И когда он крутнул руль, сворачивая на Торговую площадь, уже твердо знал — все останется с ним.
На автобусной станции еще пусто. Топорков постучал в закрытое окошко диспетчерской. Недовольный женский голос изнутри пробурчал:
— Не громыхай! Рано еще!
— Это я, Топорков, с таксомотора...
Окошко открылось. Показалось заспанное лицо диспетчера. Она удивленно таращилась:
— Ты? Давненько не было... Неужто на прежний маршрут?
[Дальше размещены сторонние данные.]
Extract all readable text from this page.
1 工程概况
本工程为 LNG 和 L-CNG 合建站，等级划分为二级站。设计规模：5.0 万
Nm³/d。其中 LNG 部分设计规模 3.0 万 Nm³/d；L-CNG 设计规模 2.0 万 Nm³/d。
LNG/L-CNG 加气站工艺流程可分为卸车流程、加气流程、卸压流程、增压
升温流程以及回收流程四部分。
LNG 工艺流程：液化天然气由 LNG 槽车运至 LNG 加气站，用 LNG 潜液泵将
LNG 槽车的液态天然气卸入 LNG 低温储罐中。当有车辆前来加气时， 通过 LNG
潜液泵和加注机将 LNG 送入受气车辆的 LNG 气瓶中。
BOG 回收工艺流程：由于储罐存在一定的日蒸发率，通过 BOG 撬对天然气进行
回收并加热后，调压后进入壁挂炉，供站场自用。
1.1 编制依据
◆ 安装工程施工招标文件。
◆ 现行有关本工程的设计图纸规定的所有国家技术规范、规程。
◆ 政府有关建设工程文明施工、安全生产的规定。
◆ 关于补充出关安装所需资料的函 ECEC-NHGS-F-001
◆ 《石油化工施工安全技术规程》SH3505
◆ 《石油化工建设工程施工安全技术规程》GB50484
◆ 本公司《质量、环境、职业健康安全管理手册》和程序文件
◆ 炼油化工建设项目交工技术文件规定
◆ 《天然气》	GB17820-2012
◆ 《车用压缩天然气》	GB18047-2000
Топорков сунул ей путевой лист, сухо сказал:
— Поменьше болтай, делай свое дело...
Диспетчер отвела глаза, засуетилась, перебирая на столе бумаги:
— В зале бабка из Заворова. Забери ее.
Шофер прошел по узкому коридорчику, приоткрыл дверь в зал ожидания: ему не хотелось заходить — не мог привыкнуть к застоялым запахам. Всюду в таких помещениях одно и то же — люди текут через них, долго не задерживаются и оставляют после себя дорожную шелуху, отбросы и затхлый воздух. Топорков негромко спросил:
— Кто в Заворово?
Все лавки заняты: кое-кто сумел пристроиться поудобнее — растянулся во весь рост, некоторые дремлют, привалившись к узлам, мешкам и чемоданам; на широком подоконнике, поджав ноги, спал парнишка — под головой красная спортивная сумка.
На ближней лавке зашевелилась женщина; откинув угол платка, которым укрывалась, указала пальцем:
— Вон дрыхнет бабка Нюра... Бабка Нюра, вставай!
— Ай-ай! — спросонья запричитала в углу бабка, хватая мешки, заторопилась. Топорков признал ее: она частенько ездила в город на рынок, торговала чем придется — ягодами, сметаной, творогом, сушеными грибами. И хотя сочувствовал ей Топорков, ведь кормит отца и сноху с тремя детьми — бабкин сын куролесит по вербовкам, денег не шлет, — но недолюбливал за изворотливость, злой язык и всем известную скупость.
— Ай-ай! — продолжала ныть бабка. — Милай, подсоби мешочки-то в кузов затолкнуть!
Шофер протопал в угол, взялся за связанные вместе два мешка, поднатужился и перекинул через плечо.
Бабка с трудом залезла по откидной лесенке в кузов, приняла поклажу, пристроила ее к переднему борту.
— Милай, я в кабинку сяду, там мягчей...
Длинный и широкий подол ее платья путался между ног, мешал слезать; Топорков подал руку, желая помочь: бабка близко увидела его лицо и, ошарашенная, шлепнулась толстым задом на пол кузова. Топорков нахмурился: все начинается так, как он ожидал: люди будут удивляться, кто сочувственно, а кто осуждающе думать: «Вот он, как с гуся вода... выкрутился». Топорков сжал зубы, в эту минуту он ненавидел испуганную бабку Нюру за ее страх, удивление — именно естественность происходящего больше всего и злобила его.
— Лешка, никак ты? — только и смогла промолвить бабка и заикала — часто, противно.
Топорков нагнул голову, чтобы не видеть бабкиной физиономии:
— Билет за вещи тоже возьми. Хватит бесплатно возить мешки!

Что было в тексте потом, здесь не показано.